Kisstory began DAB rollout in London on 12 December 2014 with the addition of the service (and sister station KissFresh) to the Greater London I multiplex.

The DAB service of Kisstory was rolled out to more areas of the country at the start of 2015, replacing Absolute Radio 60s in some areas (including Bauer's owned digital multiplexes in northern England) and added in new space on others; this formed part of a wider reshuffle of Bauer's digital offering, which also included the withdrawal of Kerrang! Radio from areas outside London, and the launch of Magic 105.4 FM as a national station over Digital One. Following the expanded rollout, the Kisstory station was available in areas including London, Birmingham, Cambridge, Dundee and Perth, Edinburgh, Glasgow, Humberside, Central Lancashire, Leeds, Liverpool, Kent, Northern Ireland, Nottingham, South Yorkshire, Stoke-on-Trent, Sussex, Swansea, Teesside and Tyne and Wear.

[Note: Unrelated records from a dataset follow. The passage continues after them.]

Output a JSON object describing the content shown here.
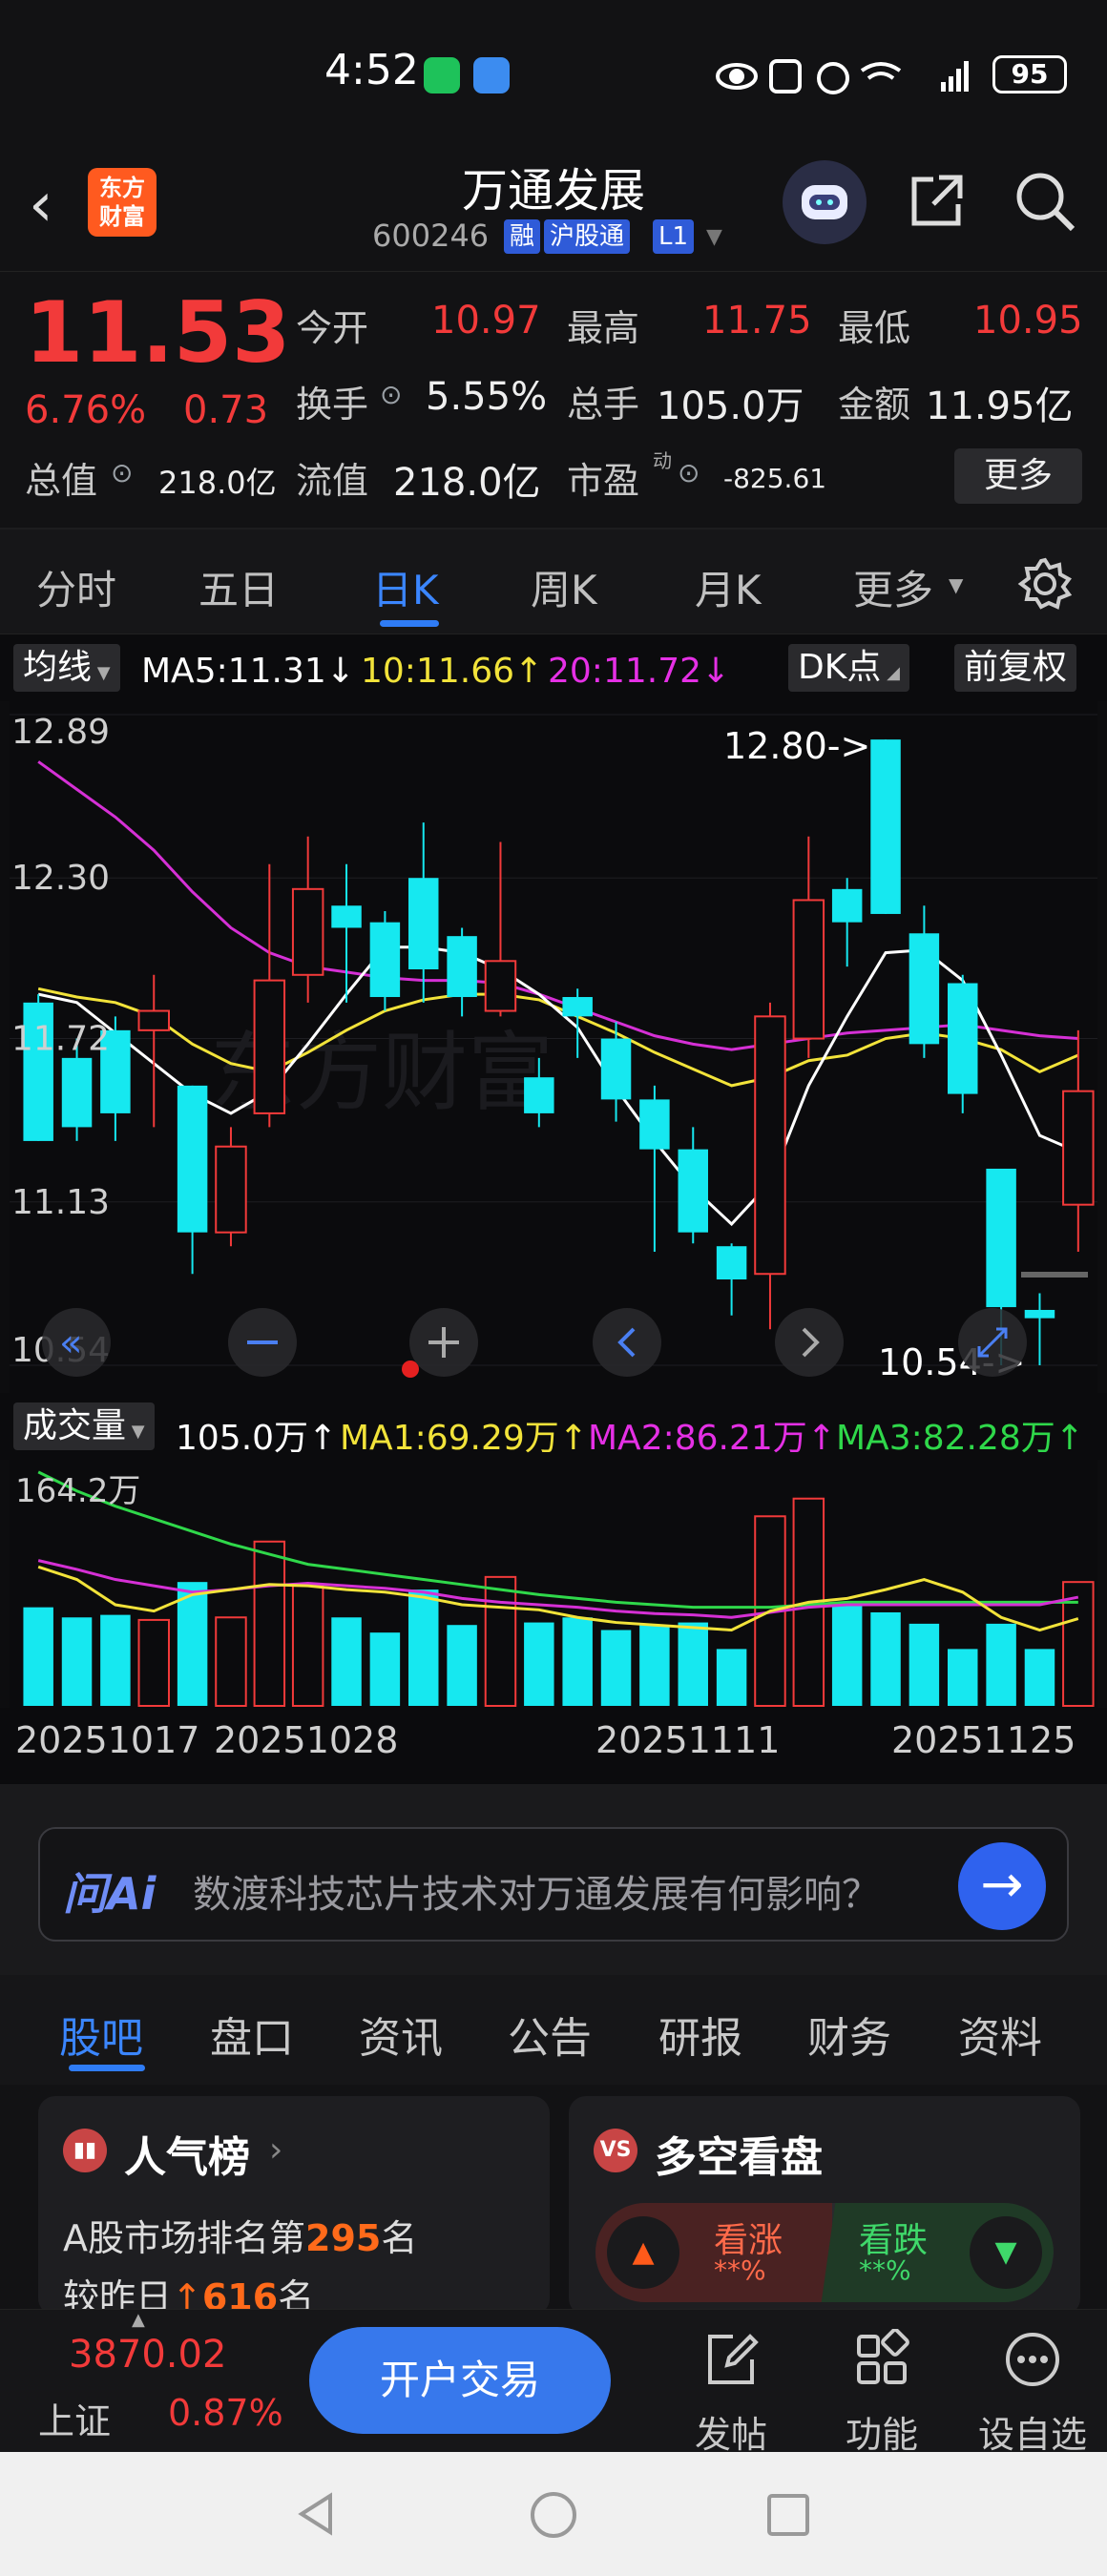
{
  "status_bar": {
    "time": "4:52",
    "battery": "95"
  },
  "header": {
    "logo_line1": "东方",
    "logo_line2": "财富",
    "stock_name": "万通发展",
    "stock_code": "600246",
    "tags": [
      "融",
      "沪股通",
      "L1"
    ]
  },
  "quote": {
    "price": "11.53",
    "change_pct": "6.76%",
    "change": "0.73",
    "open_label": "今开",
    "open": "10.97",
    "high_label": "最高",
    "high": "11.75",
    "low_label": "最低",
    "low": "10.95",
    "turnover_label": "换手",
    "turnover": "5.55%",
    "volume_label": "总手",
    "volume": "105.0万",
    "amount_label": "金额",
    "amount": "11.95亿",
    "mcap_label": "总值",
    "mcap": "218.0亿",
    "float_label": "流值",
    "float_cap": "218.0亿",
    "pe_label": "市盈",
    "pe_sup": "动",
    "pe": "-825.61",
    "more": "更多"
  },
  "period_tabs": [
    "分时",
    "五日",
    "日K",
    "周K",
    "月K",
    "更多"
  ],
  "ma_bar": {
    "selector": "均线",
    "ma5": "MA5:11.31↓",
    "ma10": "10:11.66↑",
    "ma20": "20:11.72↓",
    "dk": "DK点",
    "adjust": "前复权"
  },
  "vol_bar": {
    "selector": "成交量",
    "vol": "105.0万↑",
    "ma1": "MA1:69.29万↑",
    "ma2": "MA2:86.21万↑",
    "ma3": "MA3:82.28万↑"
  },
  "chart_data": {
    "type": "candlestick",
    "y_ticks": [
      "12.89",
      "12.30",
      "11.72",
      "11.13",
      "10.54"
    ],
    "ylim": [
      10.54,
      12.89
    ],
    "annotations": {
      "max_label": "12.80->",
      "min_label": "10.54->"
    },
    "candles": [
      [
        11.85,
        11.35,
        11.88,
        11.35
      ],
      [
        11.65,
        11.4,
        11.72,
        11.35
      ],
      [
        11.75,
        11.45,
        11.8,
        11.35
      ],
      [
        11.75,
        11.82,
        11.95,
        11.4
      ],
      [
        11.55,
        11.02,
        11.55,
        10.87
      ],
      [
        11.02,
        11.33,
        11.4,
        10.97
      ],
      [
        11.45,
        11.93,
        12.35,
        11.4
      ],
      [
        11.95,
        12.26,
        12.45,
        11.85
      ],
      [
        12.2,
        12.12,
        12.35,
        11.85
      ],
      [
        12.14,
        11.87,
        12.18,
        11.82
      ],
      [
        12.3,
        11.97,
        12.5,
        11.85
      ],
      [
        12.09,
        11.87,
        12.12,
        11.8
      ],
      [
        11.82,
        12.0,
        12.43,
        11.8
      ],
      [
        11.58,
        11.45,
        11.65,
        11.4
      ],
      [
        11.87,
        11.8,
        11.9,
        11.65
      ],
      [
        11.72,
        11.5,
        11.78,
        11.42
      ],
      [
        11.5,
        11.32,
        11.55,
        10.95
      ],
      [
        11.32,
        11.02,
        11.4,
        10.98
      ],
      [
        10.97,
        10.85,
        10.98,
        10.72
      ],
      [
        10.87,
        11.8,
        11.85,
        10.67
      ],
      [
        11.72,
        12.22,
        12.45,
        11.65
      ],
      [
        12.26,
        12.14,
        12.3,
        11.98
      ],
      [
        12.8,
        12.17,
        12.8,
        12.17
      ],
      [
        12.1,
        11.7,
        12.2,
        11.65
      ],
      [
        11.92,
        11.52,
        11.95,
        11.45
      ],
      [
        11.25,
        10.75,
        11.25,
        10.54
      ],
      [
        10.74,
        10.71,
        10.8,
        10.54
      ],
      [
        11.12,
        11.53,
        11.75,
        10.95
      ]
    ],
    "ma5": [
      11.88,
      11.85,
      11.74,
      11.63,
      11.52,
      11.45,
      11.53,
      11.7,
      11.88,
      12.05,
      12.05,
      12.03,
      11.97,
      11.88,
      11.76,
      11.54,
      11.35,
      11.18,
      11.05,
      11.2,
      11.55,
      11.8,
      12.03,
      12.04,
      11.93,
      11.66,
      11.37,
      11.31
    ],
    "ma10": [
      11.9,
      11.87,
      11.85,
      11.8,
      11.7,
      11.63,
      11.6,
      11.67,
      11.75,
      11.82,
      11.86,
      11.88,
      11.88,
      11.86,
      11.8,
      11.74,
      11.67,
      11.61,
      11.55,
      11.58,
      11.64,
      11.66,
      11.72,
      11.74,
      11.72,
      11.68,
      11.6,
      11.66
    ],
    "ma20": [
      12.72,
      12.62,
      12.52,
      12.4,
      12.25,
      12.12,
      12.03,
      11.98,
      11.96,
      11.94,
      11.93,
      11.93,
      11.92,
      11.88,
      11.83,
      11.78,
      11.73,
      11.7,
      11.68,
      11.7,
      11.72,
      11.74,
      11.75,
      11.76,
      11.77,
      11.75,
      11.73,
      11.72
    ],
    "volume_max_label": "164.2万",
    "volumes": [
      78,
      70,
      72,
      68,
      98,
      70,
      130,
      95,
      70,
      58,
      92,
      64,
      102,
      66,
      70,
      60,
      64,
      66,
      45,
      150,
      164,
      80,
      74,
      65,
      45,
      65,
      45,
      98
    ],
    "vol_ma1": [
      110,
      100,
      80,
      75,
      88,
      92,
      96,
      95,
      92,
      90,
      86,
      80,
      78,
      76,
      70,
      66,
      64,
      62,
      60,
      75,
      82,
      85,
      92,
      100,
      90,
      70,
      60,
      69
    ],
    "vol_ma2": [
      115,
      108,
      100,
      95,
      90,
      92,
      95,
      97,
      95,
      93,
      90,
      85,
      82,
      80,
      78,
      75,
      73,
      72,
      70,
      74,
      78,
      80,
      80,
      80,
      80,
      80,
      80,
      86
    ],
    "vol_ma3": [
      185,
      170,
      158,
      148,
      138,
      128,
      120,
      112,
      108,
      104,
      100,
      96,
      92,
      88,
      85,
      82,
      80,
      78,
      78,
      78,
      80,
      82,
      82,
      82,
      82,
      82,
      82,
      82
    ],
    "x_labels": [
      "20251017",
      "20251028",
      "20251111",
      "20251125"
    ]
  },
  "ai": {
    "logo": "问Ai",
    "prompt": "数渡科技芯片技术对万通发展有何影响？"
  },
  "content_tabs": [
    "股吧",
    "盘口",
    "资讯",
    "公告",
    "研报",
    "财务",
    "资料"
  ],
  "popularity_card": {
    "title": "人气榜",
    "line1_prefix": "A股市场排名第",
    "rank": "295",
    "line1_suffix": "名",
    "line2_prefix": "较昨日",
    "change": "616",
    "line2_suffix": "名"
  },
  "sentiment_card": {
    "title": "多空看盘",
    "up_label": "看涨",
    "up_value": "**%",
    "down_label": "看跌",
    "down_value": "**%"
  },
  "bottom_bar": {
    "index_value": "3870.02",
    "index_name": "上证",
    "index_pct": "0.87%",
    "open_trade": "开户交易",
    "post": "发帖",
    "functions": "功能",
    "add_fav": "设自选"
  }
}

From 29 February 2016 the Kisstory station was made available in DAB more-widely across the UK with the launch of the second national commercial DAB multiplex, Sound Digital. Some of the local-level DAB slots vacated by Kisstory were taken over by sister station Kiss Fresh, principally in those areas where Bauer operated or co-operated the local DAB ensemble.

On 11 February 2019, Kisstory migrated from SDL to the more-widely available Digital One multiplex, taking up the space vacated by Absolute Radio 90s moving in the other direction a week prior.

== Technical ==
Kisstory broadcasts nationally via DAB on the 11D Digital One multiplex. It also broadcasts in Scotland on channel 12A.

== Programming ==
Kisstory programming is produced and broadcast from Bauer's London headquarters at The Lantern.

==Norway==
In February 2016, Kisstory was launched in Norway. This variant (which does not have any presenters or DJs) is managed by local teams and is broadcast alongside KISS on DAB+ at 48kbit/s.

==KISSTORY R&B==
On 7 August 2024, Bauer Media Group UK announced the creation of a sister station to KISSTORY. KISSTORY R&B launched on Monday 16 September 2024. The station will take listeners on "a deeper dive into the defining R&B cuts of the Old Skool & Anthems genre playing songs from Usher, Destiny’s Child, Craig David and Mary J Blige and more."

As of March 2026, the station is hosted by Kiss presenters Esi and Ace, who present their own respective shows, and Kisstory presenter DJ Matchstick, who presents his own in-the-mix show every Saturday. KISSTORY R&B is available on Bauer's radio streaming app, Rayo, and their website.